Other children may be more capable with academics, but struggle with emotional regulation. They may also experience disproportional behavioral responses to unexpected or upsetting life events. Almost all Wright School students struggle with maintaining positive relationships and demonstrating age-appropriate self-control.
All students served at Wright School must:
- Be approved for admission by their local Managed Care Organization (MCO).

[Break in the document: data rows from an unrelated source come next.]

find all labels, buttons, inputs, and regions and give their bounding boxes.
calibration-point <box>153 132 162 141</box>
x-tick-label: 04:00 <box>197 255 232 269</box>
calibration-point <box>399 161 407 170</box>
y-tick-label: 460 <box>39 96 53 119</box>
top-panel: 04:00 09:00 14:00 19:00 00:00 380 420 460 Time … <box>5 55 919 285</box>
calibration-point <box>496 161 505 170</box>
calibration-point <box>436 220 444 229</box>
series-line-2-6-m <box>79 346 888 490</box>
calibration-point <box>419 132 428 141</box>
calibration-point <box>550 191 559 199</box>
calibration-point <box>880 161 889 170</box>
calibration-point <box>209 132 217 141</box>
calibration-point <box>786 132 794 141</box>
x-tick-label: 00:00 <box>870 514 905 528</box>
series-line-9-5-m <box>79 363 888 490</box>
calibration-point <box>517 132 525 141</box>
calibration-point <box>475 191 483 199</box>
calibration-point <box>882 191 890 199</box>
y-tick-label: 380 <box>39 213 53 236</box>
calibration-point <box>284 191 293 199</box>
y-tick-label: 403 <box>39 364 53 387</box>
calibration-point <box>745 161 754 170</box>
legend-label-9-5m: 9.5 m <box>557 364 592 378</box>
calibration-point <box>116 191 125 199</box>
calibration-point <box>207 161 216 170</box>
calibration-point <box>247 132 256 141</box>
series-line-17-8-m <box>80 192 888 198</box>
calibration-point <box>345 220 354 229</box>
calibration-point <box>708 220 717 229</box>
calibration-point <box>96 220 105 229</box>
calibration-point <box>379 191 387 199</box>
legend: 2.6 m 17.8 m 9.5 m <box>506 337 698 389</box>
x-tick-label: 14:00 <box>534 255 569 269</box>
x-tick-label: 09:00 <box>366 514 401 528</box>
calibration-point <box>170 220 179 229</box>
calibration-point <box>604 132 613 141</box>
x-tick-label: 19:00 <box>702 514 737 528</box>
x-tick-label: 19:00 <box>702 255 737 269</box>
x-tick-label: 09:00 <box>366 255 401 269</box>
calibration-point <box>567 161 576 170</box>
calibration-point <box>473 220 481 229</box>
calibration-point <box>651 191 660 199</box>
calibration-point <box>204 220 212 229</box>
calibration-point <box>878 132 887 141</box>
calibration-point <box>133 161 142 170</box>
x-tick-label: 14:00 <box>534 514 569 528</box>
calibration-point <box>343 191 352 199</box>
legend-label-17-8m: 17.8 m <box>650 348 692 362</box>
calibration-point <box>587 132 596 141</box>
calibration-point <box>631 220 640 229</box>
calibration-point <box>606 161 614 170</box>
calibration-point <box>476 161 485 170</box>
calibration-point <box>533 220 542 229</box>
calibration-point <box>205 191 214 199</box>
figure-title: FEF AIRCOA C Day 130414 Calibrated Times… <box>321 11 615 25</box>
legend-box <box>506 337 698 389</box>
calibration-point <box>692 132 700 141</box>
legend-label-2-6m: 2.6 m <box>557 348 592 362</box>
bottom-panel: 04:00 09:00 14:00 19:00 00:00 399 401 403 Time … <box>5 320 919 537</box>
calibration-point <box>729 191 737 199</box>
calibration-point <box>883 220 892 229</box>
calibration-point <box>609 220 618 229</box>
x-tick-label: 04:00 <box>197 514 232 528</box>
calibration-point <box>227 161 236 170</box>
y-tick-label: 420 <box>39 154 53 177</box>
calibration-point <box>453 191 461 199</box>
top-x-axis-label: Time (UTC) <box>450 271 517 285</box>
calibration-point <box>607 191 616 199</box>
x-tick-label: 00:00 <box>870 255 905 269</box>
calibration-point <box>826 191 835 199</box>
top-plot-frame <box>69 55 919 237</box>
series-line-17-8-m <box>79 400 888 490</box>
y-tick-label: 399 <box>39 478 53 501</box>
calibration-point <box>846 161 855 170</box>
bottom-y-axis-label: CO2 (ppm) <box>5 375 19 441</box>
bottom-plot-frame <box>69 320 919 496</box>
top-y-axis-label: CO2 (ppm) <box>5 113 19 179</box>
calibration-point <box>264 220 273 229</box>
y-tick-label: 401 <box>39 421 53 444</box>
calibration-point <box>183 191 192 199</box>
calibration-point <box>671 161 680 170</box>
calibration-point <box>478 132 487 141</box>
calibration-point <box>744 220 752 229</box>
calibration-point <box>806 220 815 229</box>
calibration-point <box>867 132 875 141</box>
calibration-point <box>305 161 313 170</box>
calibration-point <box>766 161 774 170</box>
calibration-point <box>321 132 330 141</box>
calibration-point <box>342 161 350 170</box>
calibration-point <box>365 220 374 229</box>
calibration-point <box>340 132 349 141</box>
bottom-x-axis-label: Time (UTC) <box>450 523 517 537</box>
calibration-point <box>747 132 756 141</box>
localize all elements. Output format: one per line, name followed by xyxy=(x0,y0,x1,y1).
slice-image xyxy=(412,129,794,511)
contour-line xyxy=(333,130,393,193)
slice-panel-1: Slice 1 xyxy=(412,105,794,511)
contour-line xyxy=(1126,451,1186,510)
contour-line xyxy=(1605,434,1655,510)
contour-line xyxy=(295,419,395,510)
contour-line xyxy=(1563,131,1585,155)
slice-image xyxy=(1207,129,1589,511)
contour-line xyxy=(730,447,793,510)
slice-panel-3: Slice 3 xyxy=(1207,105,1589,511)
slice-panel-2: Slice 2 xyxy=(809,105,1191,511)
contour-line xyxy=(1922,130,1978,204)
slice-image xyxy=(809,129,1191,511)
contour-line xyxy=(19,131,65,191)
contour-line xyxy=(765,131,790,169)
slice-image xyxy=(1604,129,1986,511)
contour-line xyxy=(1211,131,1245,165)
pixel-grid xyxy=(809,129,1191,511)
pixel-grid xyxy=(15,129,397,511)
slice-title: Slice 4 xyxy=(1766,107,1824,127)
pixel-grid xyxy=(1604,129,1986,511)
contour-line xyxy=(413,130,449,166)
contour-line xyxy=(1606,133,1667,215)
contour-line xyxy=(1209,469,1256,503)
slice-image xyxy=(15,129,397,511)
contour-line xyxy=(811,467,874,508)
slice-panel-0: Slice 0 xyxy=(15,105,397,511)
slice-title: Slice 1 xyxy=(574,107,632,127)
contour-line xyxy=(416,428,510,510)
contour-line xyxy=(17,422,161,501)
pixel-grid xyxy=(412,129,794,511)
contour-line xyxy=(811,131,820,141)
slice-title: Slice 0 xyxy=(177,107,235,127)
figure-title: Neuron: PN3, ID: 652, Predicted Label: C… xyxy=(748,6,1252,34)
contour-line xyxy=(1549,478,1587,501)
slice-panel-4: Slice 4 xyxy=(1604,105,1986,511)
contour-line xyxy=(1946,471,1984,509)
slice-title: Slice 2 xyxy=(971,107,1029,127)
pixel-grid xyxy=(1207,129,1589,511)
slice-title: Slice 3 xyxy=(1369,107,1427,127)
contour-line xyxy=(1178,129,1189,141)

- Possess verbal reasoning abilities and use language to problem solve (typically a verbal IQ of 70 or above. However, each referral is evaluated comprehensively with IQ considered as only one of many data points).
- Have an identified family who is: 1) seeking treatment voluntarily and is committed to working for change; 2) understands that their child will return to their home every weekend; 3) willing and able to provide transportation to and from school every week; 4) able to commit to meeting face-to-face with the Wright School treatment team and/or LTC, at least monthly, to work toward making changes in the home that will support the child’s success.
Prior to approval for admission, children with a history of sexual offending are required to have a sex specific risk assessment that states they do not pose a danger to other students in a group care setting. Wright School is not an appropriate treatment program for children requiring sex offender-specific therapy, or who are deemed at high risk to reoffend.
Wright School can serve children with sexually reactive behaviors (i.e., use of explicit sexual language, boundary issues and provocative behavior). However, since they are likely to require their own bedroom, there may be a longer than usual wait time for admission.